Problem Area	Recommended Fix	Key Trade-off
Conflict Resolution	Replace LWW with CRDTs (Yjs/Automerge)	Higher complexity, migration cost
Cross-Server Sync	Use Redis Pub/Sub for ops, eliminate polling	Adds Redis dependency
Storage	Store CRDT ops, not HTML snapshots	Need to rebuild UI from ops
Auth	HTTP-only cookies, short-lived tokens, revocation list	CSRF protection needed
CDN Caching	Disable caching for /api/doc/*	Higher origin load
Load Balancing	Sticky sessions OR stateless + Redis state	Simplicity vs. scalability
Sharding	Shard by doc_id, not org_id	Routing complexity
Resilience	Client op queue + retry + Kafka buffer + monitoring	Client/server complexity

---

💡 Final Recommendation: Adopt a Proven Stack

Instead of rolling your own, consider:

• Frontend: Yjs + Webrtc/WebSocket + React
• Backend: Node.js + Express + Redis Pub/Sub + PostgreSQL (with JSONB ops)
• Storage: CRDT ops stored as JSONB in PostgreSQL, with batched writes
• Auth: Auth0/Supabase or custom JWT + HTTP-only cookies
• Deployment: Kubernetes with horizontal pod autoscaling, Redis + PostgreSQL on managed services (AWS RDS, ElastiCache)
• Monitoring: Prometheus + Grafana + Loki

Real-world examples: Notion, Coda, and Slate use CRDTs or OT. Google Docs uses OT under the hood.

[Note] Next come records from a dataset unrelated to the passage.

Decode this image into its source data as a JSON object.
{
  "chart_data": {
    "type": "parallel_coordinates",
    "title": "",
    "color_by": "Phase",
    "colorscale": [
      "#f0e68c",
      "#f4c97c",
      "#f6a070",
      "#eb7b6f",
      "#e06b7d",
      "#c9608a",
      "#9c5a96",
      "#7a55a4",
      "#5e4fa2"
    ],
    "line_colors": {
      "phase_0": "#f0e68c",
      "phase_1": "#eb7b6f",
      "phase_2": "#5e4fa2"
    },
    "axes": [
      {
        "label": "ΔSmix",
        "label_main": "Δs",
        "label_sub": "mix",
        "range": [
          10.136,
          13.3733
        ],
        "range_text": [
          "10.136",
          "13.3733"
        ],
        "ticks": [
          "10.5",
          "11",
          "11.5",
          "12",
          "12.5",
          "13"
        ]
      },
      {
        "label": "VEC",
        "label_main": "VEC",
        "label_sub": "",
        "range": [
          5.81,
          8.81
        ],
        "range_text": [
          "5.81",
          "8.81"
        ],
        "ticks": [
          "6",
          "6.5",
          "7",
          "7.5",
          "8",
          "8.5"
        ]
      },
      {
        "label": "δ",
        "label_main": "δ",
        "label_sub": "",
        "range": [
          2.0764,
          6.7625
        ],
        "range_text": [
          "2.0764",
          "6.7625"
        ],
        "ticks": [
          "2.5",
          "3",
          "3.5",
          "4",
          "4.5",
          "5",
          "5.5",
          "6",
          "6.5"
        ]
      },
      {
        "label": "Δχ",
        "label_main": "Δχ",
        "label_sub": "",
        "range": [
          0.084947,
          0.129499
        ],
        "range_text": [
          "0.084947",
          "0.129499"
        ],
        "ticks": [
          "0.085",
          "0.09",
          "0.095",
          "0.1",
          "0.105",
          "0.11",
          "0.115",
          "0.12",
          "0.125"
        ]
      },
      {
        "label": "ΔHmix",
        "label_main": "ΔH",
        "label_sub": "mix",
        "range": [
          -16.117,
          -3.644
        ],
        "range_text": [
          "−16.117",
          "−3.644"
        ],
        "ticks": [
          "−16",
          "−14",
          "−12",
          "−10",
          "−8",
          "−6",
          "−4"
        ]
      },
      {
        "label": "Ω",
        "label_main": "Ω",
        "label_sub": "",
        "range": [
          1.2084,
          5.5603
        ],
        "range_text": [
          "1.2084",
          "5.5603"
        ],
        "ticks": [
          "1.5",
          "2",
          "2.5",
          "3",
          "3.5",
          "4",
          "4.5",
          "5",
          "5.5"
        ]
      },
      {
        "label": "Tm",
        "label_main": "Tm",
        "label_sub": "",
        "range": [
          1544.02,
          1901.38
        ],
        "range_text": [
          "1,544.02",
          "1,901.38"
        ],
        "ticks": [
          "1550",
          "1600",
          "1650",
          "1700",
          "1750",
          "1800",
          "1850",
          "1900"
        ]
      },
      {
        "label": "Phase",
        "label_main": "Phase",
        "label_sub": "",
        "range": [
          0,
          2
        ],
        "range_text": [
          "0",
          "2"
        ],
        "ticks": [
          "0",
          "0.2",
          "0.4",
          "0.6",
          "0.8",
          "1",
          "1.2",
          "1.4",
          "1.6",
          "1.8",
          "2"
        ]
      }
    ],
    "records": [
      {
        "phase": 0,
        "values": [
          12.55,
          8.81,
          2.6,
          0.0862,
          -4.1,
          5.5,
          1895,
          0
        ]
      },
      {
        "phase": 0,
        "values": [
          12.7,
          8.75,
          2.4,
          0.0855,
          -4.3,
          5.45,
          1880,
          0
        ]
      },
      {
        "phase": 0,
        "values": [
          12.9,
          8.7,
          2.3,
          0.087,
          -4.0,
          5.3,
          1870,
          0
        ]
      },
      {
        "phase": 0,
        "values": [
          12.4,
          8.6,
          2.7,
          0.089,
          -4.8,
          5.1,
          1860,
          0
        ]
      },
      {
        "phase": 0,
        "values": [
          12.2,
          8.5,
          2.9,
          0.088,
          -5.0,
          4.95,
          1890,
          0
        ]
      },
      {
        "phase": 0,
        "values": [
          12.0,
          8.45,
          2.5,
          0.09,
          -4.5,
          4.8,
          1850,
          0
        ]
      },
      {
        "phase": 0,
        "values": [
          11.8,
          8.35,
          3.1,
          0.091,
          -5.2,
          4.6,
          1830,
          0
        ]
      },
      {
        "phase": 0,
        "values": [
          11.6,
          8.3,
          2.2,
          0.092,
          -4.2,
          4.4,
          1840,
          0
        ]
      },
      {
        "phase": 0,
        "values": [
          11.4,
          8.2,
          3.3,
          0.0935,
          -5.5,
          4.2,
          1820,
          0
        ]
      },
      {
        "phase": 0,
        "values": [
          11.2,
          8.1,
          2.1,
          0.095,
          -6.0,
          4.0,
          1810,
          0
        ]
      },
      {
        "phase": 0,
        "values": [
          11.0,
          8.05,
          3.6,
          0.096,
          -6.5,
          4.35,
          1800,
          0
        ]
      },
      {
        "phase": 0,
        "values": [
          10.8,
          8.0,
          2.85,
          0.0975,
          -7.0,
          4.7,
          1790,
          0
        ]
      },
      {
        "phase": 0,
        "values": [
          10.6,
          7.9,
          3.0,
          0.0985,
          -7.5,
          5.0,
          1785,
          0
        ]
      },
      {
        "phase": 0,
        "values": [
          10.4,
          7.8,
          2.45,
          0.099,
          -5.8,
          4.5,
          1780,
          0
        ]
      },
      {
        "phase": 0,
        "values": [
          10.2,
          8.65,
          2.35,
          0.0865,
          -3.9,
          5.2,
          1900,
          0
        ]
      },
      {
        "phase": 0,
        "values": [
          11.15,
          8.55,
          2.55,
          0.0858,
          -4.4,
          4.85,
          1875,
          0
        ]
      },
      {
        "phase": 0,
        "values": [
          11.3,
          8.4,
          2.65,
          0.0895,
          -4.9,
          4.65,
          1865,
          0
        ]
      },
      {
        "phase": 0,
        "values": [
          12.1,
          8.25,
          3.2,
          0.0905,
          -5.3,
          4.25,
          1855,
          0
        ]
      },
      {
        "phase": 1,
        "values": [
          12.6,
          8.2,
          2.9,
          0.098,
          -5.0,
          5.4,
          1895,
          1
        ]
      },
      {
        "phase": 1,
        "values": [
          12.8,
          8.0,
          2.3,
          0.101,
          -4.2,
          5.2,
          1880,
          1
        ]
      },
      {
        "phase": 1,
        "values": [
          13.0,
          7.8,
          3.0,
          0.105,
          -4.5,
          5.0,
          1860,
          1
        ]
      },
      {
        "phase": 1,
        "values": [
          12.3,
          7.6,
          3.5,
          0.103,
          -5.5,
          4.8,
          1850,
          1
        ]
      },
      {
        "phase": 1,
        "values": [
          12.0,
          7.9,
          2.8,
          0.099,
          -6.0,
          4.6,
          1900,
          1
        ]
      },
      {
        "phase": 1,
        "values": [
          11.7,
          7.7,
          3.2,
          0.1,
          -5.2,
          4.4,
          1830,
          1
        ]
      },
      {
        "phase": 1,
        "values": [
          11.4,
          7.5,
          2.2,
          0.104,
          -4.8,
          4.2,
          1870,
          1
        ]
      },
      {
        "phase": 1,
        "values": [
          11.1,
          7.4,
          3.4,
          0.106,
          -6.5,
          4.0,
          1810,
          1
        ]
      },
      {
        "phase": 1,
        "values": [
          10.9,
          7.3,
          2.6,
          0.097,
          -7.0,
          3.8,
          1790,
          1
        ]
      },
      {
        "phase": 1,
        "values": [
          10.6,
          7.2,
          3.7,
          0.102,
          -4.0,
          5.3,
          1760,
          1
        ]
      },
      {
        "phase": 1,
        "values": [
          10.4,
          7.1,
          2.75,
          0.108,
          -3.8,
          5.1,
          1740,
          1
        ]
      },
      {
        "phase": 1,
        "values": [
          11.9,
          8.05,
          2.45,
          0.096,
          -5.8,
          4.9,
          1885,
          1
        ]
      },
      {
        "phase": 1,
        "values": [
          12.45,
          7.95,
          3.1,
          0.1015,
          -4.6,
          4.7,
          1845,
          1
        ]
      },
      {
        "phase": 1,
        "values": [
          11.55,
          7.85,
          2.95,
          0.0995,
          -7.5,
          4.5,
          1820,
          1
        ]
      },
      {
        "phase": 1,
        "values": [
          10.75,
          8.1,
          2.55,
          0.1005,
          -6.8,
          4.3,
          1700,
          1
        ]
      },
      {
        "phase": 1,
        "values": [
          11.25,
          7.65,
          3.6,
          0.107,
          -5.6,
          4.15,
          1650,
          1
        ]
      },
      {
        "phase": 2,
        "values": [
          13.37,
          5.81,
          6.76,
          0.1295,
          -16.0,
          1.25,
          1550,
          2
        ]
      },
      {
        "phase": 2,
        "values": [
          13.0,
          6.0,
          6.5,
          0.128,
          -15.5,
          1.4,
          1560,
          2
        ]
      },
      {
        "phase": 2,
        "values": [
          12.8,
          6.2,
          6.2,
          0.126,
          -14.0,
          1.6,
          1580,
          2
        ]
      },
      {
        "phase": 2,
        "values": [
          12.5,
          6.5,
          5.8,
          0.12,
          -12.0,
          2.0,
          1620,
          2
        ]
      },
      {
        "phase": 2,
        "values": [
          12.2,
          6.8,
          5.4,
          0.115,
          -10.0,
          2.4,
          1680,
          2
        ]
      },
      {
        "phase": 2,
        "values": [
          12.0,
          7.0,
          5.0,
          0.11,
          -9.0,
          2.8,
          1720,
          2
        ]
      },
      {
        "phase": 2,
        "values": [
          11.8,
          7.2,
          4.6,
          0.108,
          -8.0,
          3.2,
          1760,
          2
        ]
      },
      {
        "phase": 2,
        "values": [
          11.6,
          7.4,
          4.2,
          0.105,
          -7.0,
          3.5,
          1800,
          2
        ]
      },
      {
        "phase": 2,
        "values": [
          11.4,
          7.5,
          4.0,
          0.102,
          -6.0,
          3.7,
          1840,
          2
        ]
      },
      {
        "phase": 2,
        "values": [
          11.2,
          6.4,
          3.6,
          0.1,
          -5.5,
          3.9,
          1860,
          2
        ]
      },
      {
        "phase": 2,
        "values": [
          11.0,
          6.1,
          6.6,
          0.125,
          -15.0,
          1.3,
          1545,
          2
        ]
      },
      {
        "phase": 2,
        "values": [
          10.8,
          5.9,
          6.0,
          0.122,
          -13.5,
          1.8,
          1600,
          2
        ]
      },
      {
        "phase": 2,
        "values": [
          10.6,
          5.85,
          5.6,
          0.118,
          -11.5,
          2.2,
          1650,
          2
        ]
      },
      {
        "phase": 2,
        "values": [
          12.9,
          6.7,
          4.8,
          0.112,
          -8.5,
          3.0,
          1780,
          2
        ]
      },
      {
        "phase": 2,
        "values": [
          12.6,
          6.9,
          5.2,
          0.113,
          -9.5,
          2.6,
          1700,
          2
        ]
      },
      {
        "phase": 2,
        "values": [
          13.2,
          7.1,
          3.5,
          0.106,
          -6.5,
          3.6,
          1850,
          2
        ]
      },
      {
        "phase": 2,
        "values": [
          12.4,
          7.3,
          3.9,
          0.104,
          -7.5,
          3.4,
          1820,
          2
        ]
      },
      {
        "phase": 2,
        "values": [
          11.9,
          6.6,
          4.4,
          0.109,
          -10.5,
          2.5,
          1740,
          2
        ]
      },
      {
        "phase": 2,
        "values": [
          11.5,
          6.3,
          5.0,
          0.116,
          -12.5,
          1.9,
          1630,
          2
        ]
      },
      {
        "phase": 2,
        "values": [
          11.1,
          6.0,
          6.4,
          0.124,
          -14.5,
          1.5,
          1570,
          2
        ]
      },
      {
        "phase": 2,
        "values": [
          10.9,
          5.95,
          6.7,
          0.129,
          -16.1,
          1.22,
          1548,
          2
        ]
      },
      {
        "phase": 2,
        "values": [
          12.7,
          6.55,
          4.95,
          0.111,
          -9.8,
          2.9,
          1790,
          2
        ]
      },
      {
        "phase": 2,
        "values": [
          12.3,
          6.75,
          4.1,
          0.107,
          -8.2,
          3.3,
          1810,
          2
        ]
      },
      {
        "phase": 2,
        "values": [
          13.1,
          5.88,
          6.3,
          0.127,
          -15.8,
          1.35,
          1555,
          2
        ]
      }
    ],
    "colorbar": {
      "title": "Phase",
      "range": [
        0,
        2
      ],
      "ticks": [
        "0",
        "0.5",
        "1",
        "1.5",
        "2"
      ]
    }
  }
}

LWW + snapshots is for simple apps like note-taking — not real-time collaboration.

---

This architecture is not fit for production as-is. With the above fixes, it can become scalable, consistent, and resilient — but requires non-trivial engineering effort. Prioritize CRDTs + Redis pub/sub + HTTP-only auth as your top 3 fixes.